Here’s the profile of New York City Transportation Commissioner Janette Sadik-Khan that aired on “Rock Center with Brian Williams” last night. The show reaches more than four million people, which isn’t enough to win its time slot but adds up to a lot more eyeballs than the print circulation of any NYC daily paper. In all likelihood, it reached a bigger American audience than any other piece of media content about reclaiming city streets for public space and more efficient modes of transportation. So how did NBC’s Harry Smith and his producers do with the assignment?

Well, in a lot of ways they made the same mistakes that Marcia Kramer and her producers at CBS2 tend to make when the subject turns to pedestrian plazas and bike lanes.

For the people-on-the-street quotes, they turned to motorists, not the people enjoying the plazas or the cyclists riding in the new lanes.
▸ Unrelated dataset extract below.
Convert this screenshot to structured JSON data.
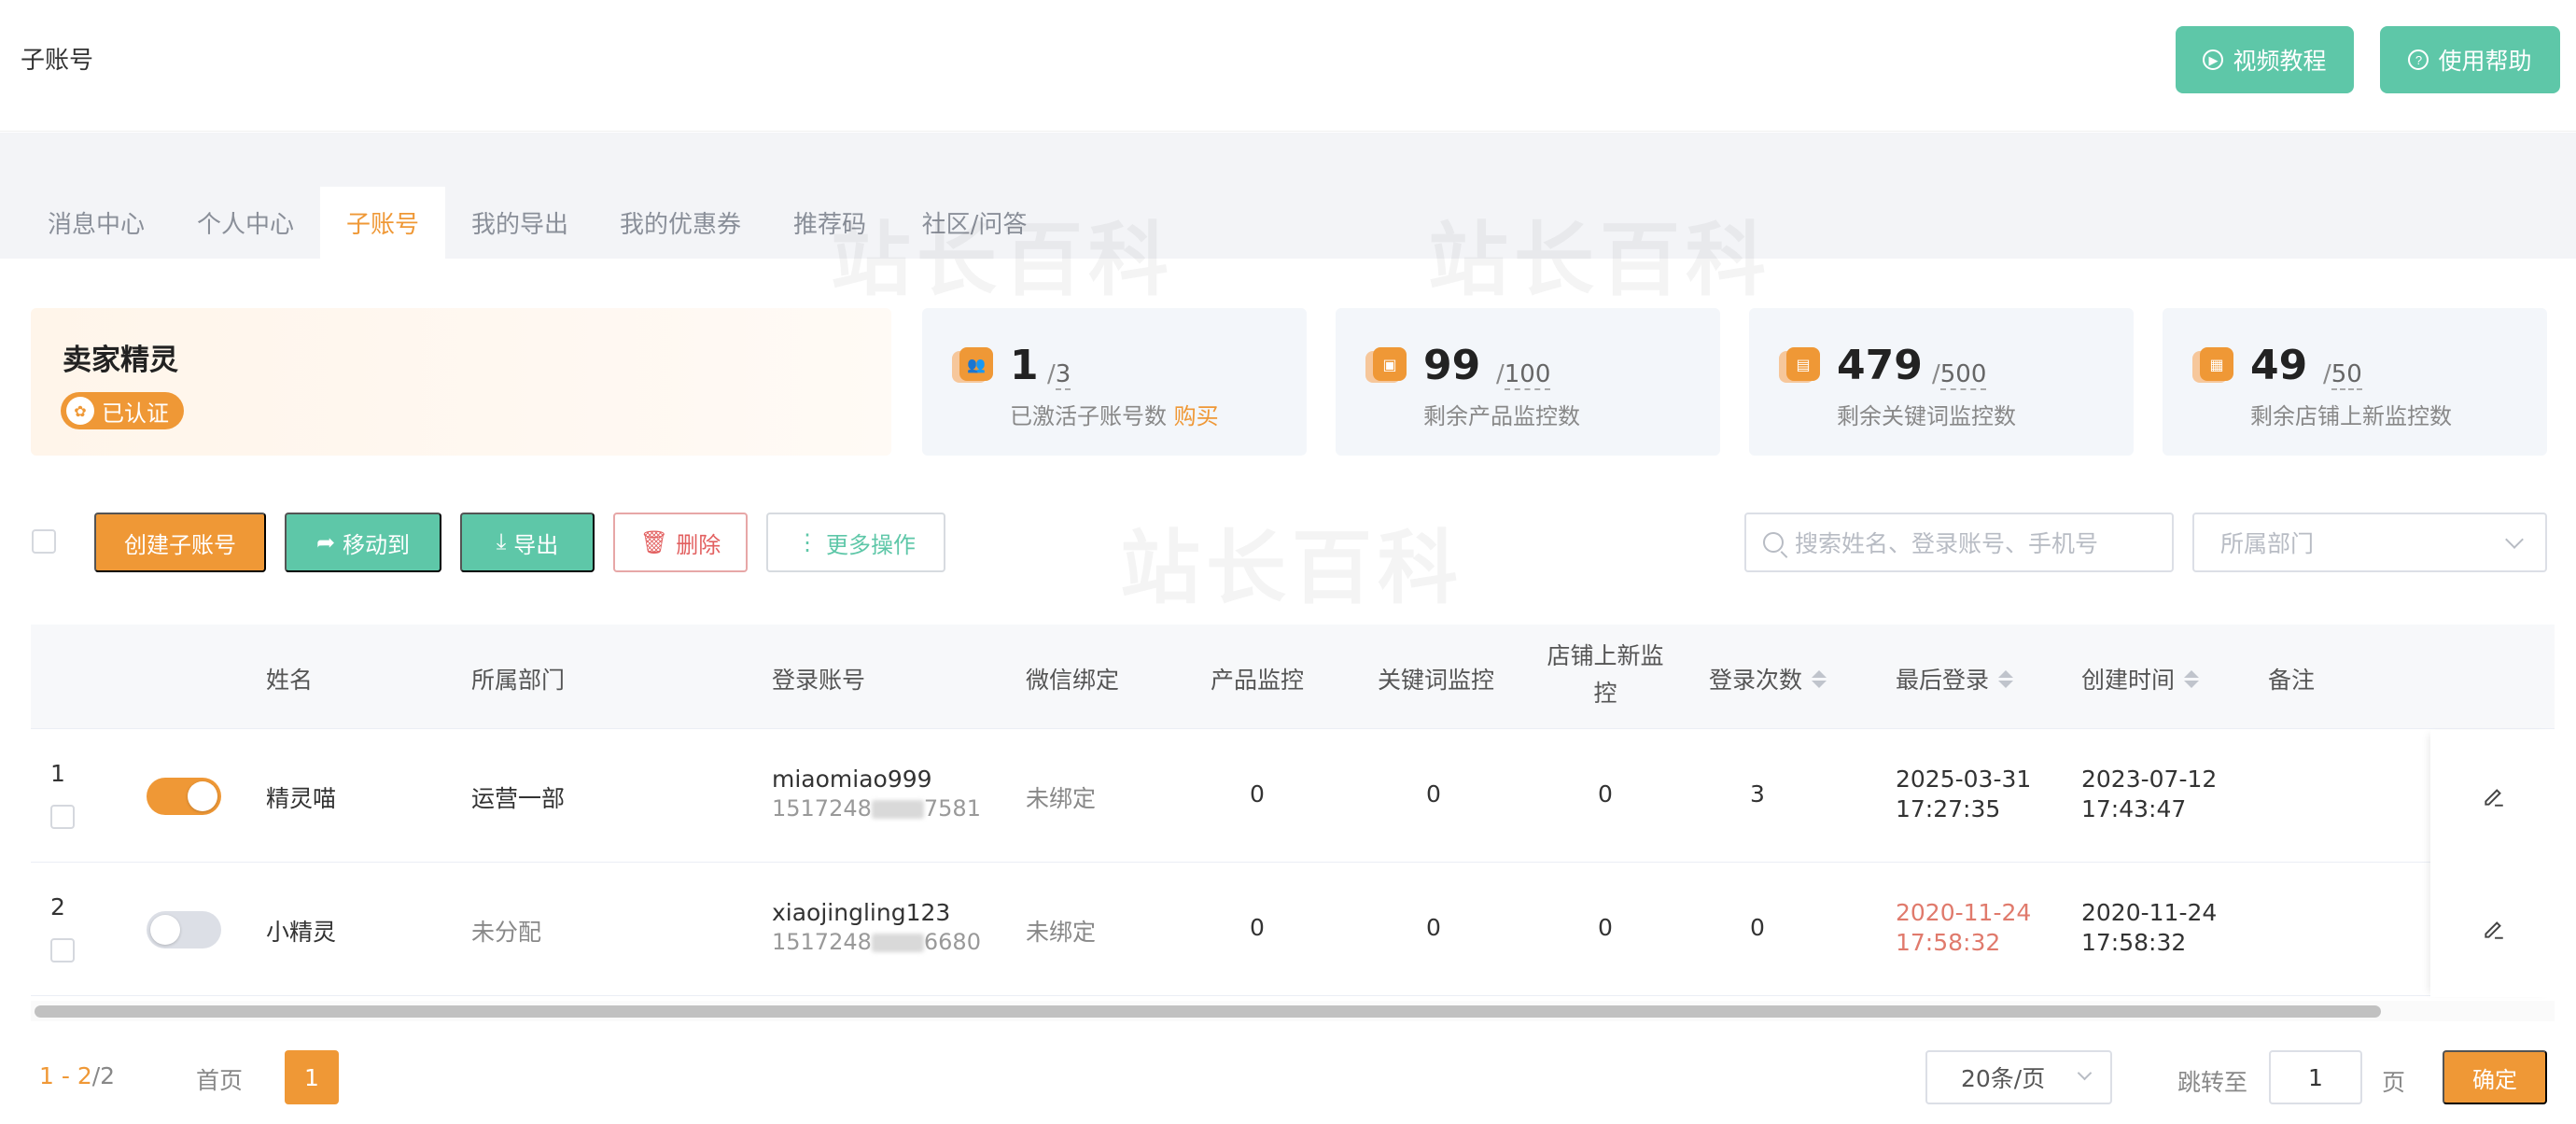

They put Sadik-Khan and Michael Bloomberg on the defensive for her “brash,” “imperious” style, never acknowledging the ample public demand for safer street designs or the community board votes in favor of them. They gave airtime to Louise Hainline’s discredited bike counts on Prospect Park West. They never mentioned the fact that most New Yorkers don’t own cars, or that bikes and buses can move the same amount of people as automobiles while consuming much less space.

Still, the piece had a few things going for it.